Questions to ask
- Have performance test workflow(s) been identified?
- Has sanity functional tests been successful. You would not want to carry out performance tests on an application which is functionally broken.
- What does the target system (hardware) look like (specify all server and network appliance configurations)?. Monitor load average, cpu, memory etc on all servers.
These can be easily monitored using top command on unix system.
Don’t forget to monitor health of test agents. load average, cpu utilization, IO, Memory usage are the least you should monitor on test agent. Many a times you would encounter that you hit system limit on load test agent which degrades test results.
- Is test environment same as live environment else test results would have to be extrapolated
- Has benchmarking been done ? (The objective of Benchmark tests is to determine end-to-end timing of various critical business processes and transactions while the system is under low load with a production sized database.)
- Have performance test requirements been identified? They could entail -
- Response Time -
- Is response time with respect to workload identified?
- Is it browser render time or delivery time to browser?
- Are excluded components for ex - calls to 3rd parties beyond the control of system developer defined?
- What is acceptable error rate during the measurement of response time
- Workload Definition -
- What is workload pattern? for ex begin with 1 user, add 1 new user every 5 seconds and extend to 100 users. Notice that if transaction completion time is too short and test is not to be run for longer period repeatedly then you may never have all users up and running at any time since initial set of users would have got past before last user begins transaction
- Duration of test?
- Transactions -
- How many transactions should be completed during load test. This is also known as Throughput.
- Have type of tests been identified ?
- Stress test, Targeted Infrastructure test,
- Soak test (endurance test),
- Volume test (i.e. performance test with large database size etc),
- Failover test (start failing components (servers, routers, etc) and observe how response times are affected during and after the failover and how long the system takes to transition back to steady state)
- Network Sensitivity tests (measure the impact of that traffic on an application that is bandwidth dependant)
- Have performance measure characteristics been identified? for ex -
- System performance characteristics -
The load average represents the average system load over a period of time. It conventionally appears in the form of three numbers which represent the system load during the last one-, five-, and fifteen-minute periods.

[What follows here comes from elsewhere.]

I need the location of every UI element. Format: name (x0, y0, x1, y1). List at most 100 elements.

It’s (almost always) interpreted relative to the number of cores you have, so load average of 4 on a 4 core box probably means the box is saturated. http://stackoverflow.com/questions/21617500/understanding-load-average-vs-cpu-usage
- CPU, broken out by process including I/O wait time, user/system time, idle time >
How does your total CPU usage compare to load average? If you’ve routinely got a load average of 4 but your CPU usage is always under 50% (aggregated across all cores), then you’ve got some disk or network bottlenecks that aren’t letting you take advantage of all your cores.
- Memory usage, broken out by process, and used, cached, free >
What does your memory usage look like? Is free + cached memory very close to zero? Most apps, daemons, etc. will work much better with a sizeable disk cache. You don’t want to completely exhaust system memory or you’ll start swapping to disk, and that’s very bad. How much free (unused, non-cached) memory do you have? How does this vary over time? Tune your processes to use that free memory. But keep enough (a small margin, perhaps 10% of total) in reserve for sudden spikes.
- Disk activity, including requests and bytes read/written per second
- Network bytes read/written per second
- Is your web server dumping nearly a MB/sec to disk during normal operations? That could be some poorly tuned logging from apache or one of your applications. Turn that chattiness down to get more performance.
- Server Response Time - This refers to the time taken for one system node to respond to the request of another. A simple example would be a HTTP 'GET' request from browser client to web server. In terms of response time this is what all load testing tools actually measure. It may be relevant to set server response time goals between all nodes of the system.
some performance data collection tools - performance data, I like collectd, RRDTool, DStat, and IOStat.
You may like to learn more about linux performance management commands
- client-side, perceived performance-
- distribution of response times (or at least mean, median and 90%) Load-testing tools have difficulty measuring render-response time, since they generally have no concept of what happens within a node apart from recognizing a period of time where there is no activity 'on the wire'. To measure render response time, it is generally necessary to include functional test scripts as part of the performance test scenario. Many load testing tools do not offer this feature.
- counts of successful (probably 200 OK) and failed (anything else) responses
- throughput in total time to run a certain number of reports
- server-side errors and per-request details-
- You’ll almost certainly uncover some errors under load. You’ll want to make sure your application (and other server processes) have a reasonable amount of logging. Debug logging could result in lots of unnecessary disk writes, so be sure to turn those off. But it’s certainly okay to log errors for perf tests and in production. It’s also a good idea to have Apache request logging, including timing turned on so you can see responses the server gave out, and the time to process them. This will back up what you’re recording at the client.